After the numerous unresolved journalists murder cases, the attack on Kashin prompted an outcry in Russian media, and sparked public protests; Moscow journalists also sent an open letter to President Medvedev requesting safety for Russian reporters.

The Russian President blamed the criminals and assured Kashin’s colleagues that the case will be investigated properly. Medvedev also wished Kashin a speedy recovery. The President then ordered Prosecutor General Yuri Chaika and the Minister of Internal Affairs Ministry Rashid Nurgaliyev to personally pursue the investigation.

Nevertheless, many Russian journalists and experts don’t believe that the case will be investigated properly—a review of recent precedent doesn’t make one particularly optimistic, as too many crimes against Russian media remain unresolved.

In the meantime, the government is losing the public trust.
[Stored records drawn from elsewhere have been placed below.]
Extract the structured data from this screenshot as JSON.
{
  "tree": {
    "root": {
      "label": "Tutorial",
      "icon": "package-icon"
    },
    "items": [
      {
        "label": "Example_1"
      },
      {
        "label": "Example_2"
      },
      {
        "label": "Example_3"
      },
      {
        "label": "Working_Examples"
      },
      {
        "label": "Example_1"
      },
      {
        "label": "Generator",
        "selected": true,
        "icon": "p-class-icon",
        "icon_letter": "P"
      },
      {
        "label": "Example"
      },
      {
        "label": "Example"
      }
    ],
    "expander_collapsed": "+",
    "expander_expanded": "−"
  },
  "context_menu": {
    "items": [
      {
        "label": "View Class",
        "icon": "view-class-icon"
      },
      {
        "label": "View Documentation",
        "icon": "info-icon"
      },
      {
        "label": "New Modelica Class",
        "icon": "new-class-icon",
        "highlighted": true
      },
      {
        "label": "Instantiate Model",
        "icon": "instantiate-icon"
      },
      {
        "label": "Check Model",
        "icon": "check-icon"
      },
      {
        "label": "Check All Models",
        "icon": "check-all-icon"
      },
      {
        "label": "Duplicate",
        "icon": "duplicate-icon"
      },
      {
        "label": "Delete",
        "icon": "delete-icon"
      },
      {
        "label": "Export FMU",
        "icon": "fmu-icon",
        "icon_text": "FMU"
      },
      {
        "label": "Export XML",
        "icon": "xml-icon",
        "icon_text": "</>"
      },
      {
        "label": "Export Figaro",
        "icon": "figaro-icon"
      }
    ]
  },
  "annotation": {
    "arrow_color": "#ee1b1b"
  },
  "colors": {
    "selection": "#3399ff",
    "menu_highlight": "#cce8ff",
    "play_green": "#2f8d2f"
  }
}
While murderers of journalists and human rights activists walk the streets, the government is gunning for Mikhail Khodorkovsky and allows corruption-fighting lawyers such as Sergey Magnitsky, to die in jail. In fact, some Russian observers compare the atmosphere of terror in Russia with Italy before Mussolini took over, and Weimar Germany on the eve of the Nazi victory.

Such analogies might be a bit extreme. Or are they? Clearly, further unpunished attacks against human rights activists or journalists may lead to an even steeper drop of elite support and, eventually, to public unrest. Foreign investment may look askance on Russia, while the local businesspeople big and small might take their hard-earned money to safer heavens.

Thus, it is in the interests of the Russian authorities to find the criminals behind this crime and punish them—if only in the interests of self-preservation.